In un posto da distruggere
Deportazioni e rimpatri
Le deportazioni continuano, più veloci che mai. Le celle del Cie torinese, nuovo Cpr, sono sempre piene. Quasi ogni giorno sbirri in borghese, militari o guardie di finanza si presentano nelle stanze e prelevano qualcuno per metterlo su un aereo o su una nave e deportarlo. Poche ore dopo o nei giorni seguenti i letti liberi vengono riempiti da nuove persone catturate per strada o mentre stavano cercando di rinnovare i documenti recandosi a ingannevoli appuntamenti in questura.
Un giorno come tanti
Ieri per esempio. Dall’area blu pare che siano stati portati via per il rimpatrio tre marocchini e quattro pakistani. Dall’area verde un altro ragazzo marocchino è stato prelevato, nonostante vivesse in Italia da vent’anni, con tutta la sua famiglia.
Negli ultimi giorni – dalle informazioni che abbiamo, quindi parziali – almeno cinque egiziani, sei o sette persone provenienti dalla Tunisia e dal Marocco sono state deportate. Alcuni si ribellano e vengono picchiati. Altri sono rassegnati e stanchi di questa prigione e dei farmaci che danno per tranquillizzare e si fanno portare via senza opporsi. Anche perché resistere significa prendersi un sacco di botte: gli sbirri si presentano in sei o sette per prelevare una persona.
Le informazioni che abbiamo provengono solo da alcune aree, due in particolare, del resto del Cie si sa molto poco e quindi c’è da immaginarsi che il numero di deportazioni sia ben più alto.
Mercoledì sono arrivati undici nigeriani nell’area blu, mentre martedì sono arrivati un filippino e un sudamericano, forse dall’Honduras. Arrivano da tutta Italia: Treviso, Udine, Milano, Genova. Uno addirittura da Reggio Calabria.
Possibile deportazione di massa a breve
Sono circa una cinquantina le persone di origine nigeriana rinchiuse nel Cpr di corso Brunelleschi. Molte di loro sono in procinto di richiedere l’asilo politico, aspettando quindi l’arrivo del diplomatico di turno per l’identificazione e il conseguente avvio dell’iter burocratico. Per facilitare questo processo pare che all’interno delle mura lavori anche una mediatrice culturale nigeriana, sul cui ruolo i reclusi non si fanno troppe illusioni: “noi lo sappiamo che lei non sta con noi. Lei sta con loro” – ribadisce un ragazzo da dentro. Secondo un filo logico non troppo chiaro, le deportazioni passate verso la Nigeria sono avvenute intorno al terzo mercoledì del mese, ma qualcuno dentro ipotizza che questa volta possa anche arrivare prima, visto l’affollamento attuale. Questi voli programmati con anticipo e cadenza costante spesso necessitano di retate selettive in giro per la città. Molte volte le macchine della polizia circondano piazze e giardinetti e portano via solo uomini e donne di una determinata nazionalità, finora per lo più nigeriani, come vogliono una serie di accordi tra Stati per il rimpatrio coatto.

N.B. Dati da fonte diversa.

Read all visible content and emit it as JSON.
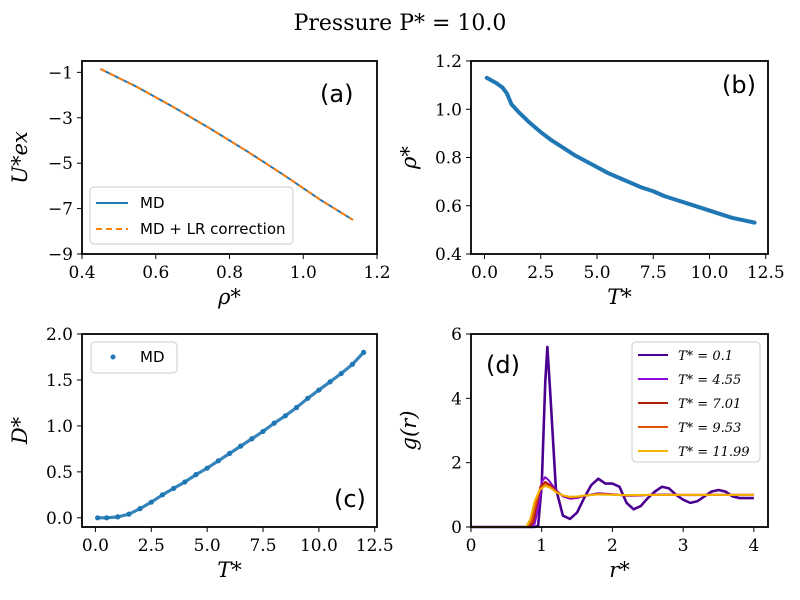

Cibo da schifo, l’area blu rifiuta di mangiare
“Il cibo fa schifo, è tutto scaduto, non si può mangiare” dicono da dentro. E quasi tutta l’area blu, a parte i ragazzi appena arrivati, stanno rifiutando il cibo che gli danno da due giorni. Si arrangiano come possono, si fanno passare qualcosa dalle altre aree dove a qualcuno arrivano un po’ di provviste dall’esterno. Qualche solidale alcuni giorni fa ha portato dentro del couscous e della frutta secca ma non appena il gesto è stato ripetuto una seconda volta sono cominciati i problemi; oggi i poliziotti all’ingresso in accordo con gli operatori di Gepsa non hanno fatto passare quasi nulla del cibo che era stato portato
“Molto spesso il cibo è scaduto, c’è la data di scadenza del giorno prima. Siamo anche in Ramadan. Ci trattano peggio che degli animali.” protestano i ragazzi dentro. “Ora noi chiudiamo il cancello. E diciamo: no grazie non lo vogliamo”.